Mirante da morte
3
Meu amigo diz-me, às avessas do centenário do Poetinha, que
nenhum escritor e estudioso sério deve levar Vinicius de Moraes muito em conta.
Penso, com meu copo meio cheio e cobiçando duas moças que se beijam no lado de
fora do bar, o que eu tenho de seriedade pra ofertar.
*
1h59 e a noite de sábado não se recorda de mim: estou aqui,
solenemente só, pensando em você. Viver numa casa de habitante único é como ter
um relógio de pulso que não se rememora, encravado para sempre na mesma hora –
penso em como te mostrar, minha casa, a esta rainha africana de mãos agitadas e
delicadas. Com qual coração ela tocará suas fibras quando começar a chover
forte e o teto ameaçar desabar de sonhos?
*
Achei que a morte daria um bom tema de aula. Reli alguns
trechos de A Divina Comédia, conferi as estatísticas recentes de mortes
violentas na Vila Verde, revi alguns quadros do Salvador Dali, transpassei
minhas memórias e parti à sala, que, na verdade, é uma edícula que se traveste
de capela mortuária também. Inclusive, no fim de semana teve velório. Na
segunda-feira o chão estava vestido de líquidos que vazaram dos caixões e tinha
um cachorro decapitado na porta de entrada. Perguntei aos adolescentes de suas
primeiras lembranças. Um menino disse ser a morte do tio. Outra comentou o
atropelamento do cachorro. Um afirmou a morte da mãe, aos dois anos. Outra o
aborto de seu primeiro filho, aos 12 anos.
*
Poderia te contar de meu dia, meu amor, mas, ode à ausência,
por todos os lugares que percorri apenas deixei vestígios de quem inexistiu,
como um pássaro morto à luz do dia. Hoje não me pertenci e entreguei meu corpo
ao ato de quebrar, juntar e suturar-me calmamente em minhas melhores agulhas.
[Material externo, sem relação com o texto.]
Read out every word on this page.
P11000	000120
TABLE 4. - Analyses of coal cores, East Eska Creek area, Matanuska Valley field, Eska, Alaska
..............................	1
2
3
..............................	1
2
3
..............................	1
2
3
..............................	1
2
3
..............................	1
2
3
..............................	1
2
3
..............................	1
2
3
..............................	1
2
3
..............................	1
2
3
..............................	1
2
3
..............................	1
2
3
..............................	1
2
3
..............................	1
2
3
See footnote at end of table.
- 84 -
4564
Deixe-me
vestir seus óculos para enxergar-me ao menos uma vez na vida, conte-me de seu
passado até aquilo que você não fez, a nossa história é repleta de pequenos
assassinatos, impérios que caíram em ruas sem saída, mágoas que jantamos antes
das visitas chegarem e comentarem a nova mobília de nossos abraços.
*
Conheci a obra do paulistano Rafael Altério e estou
narcotizado numa canção chamada Quando o galo cantar, do álbum Santo de Casa.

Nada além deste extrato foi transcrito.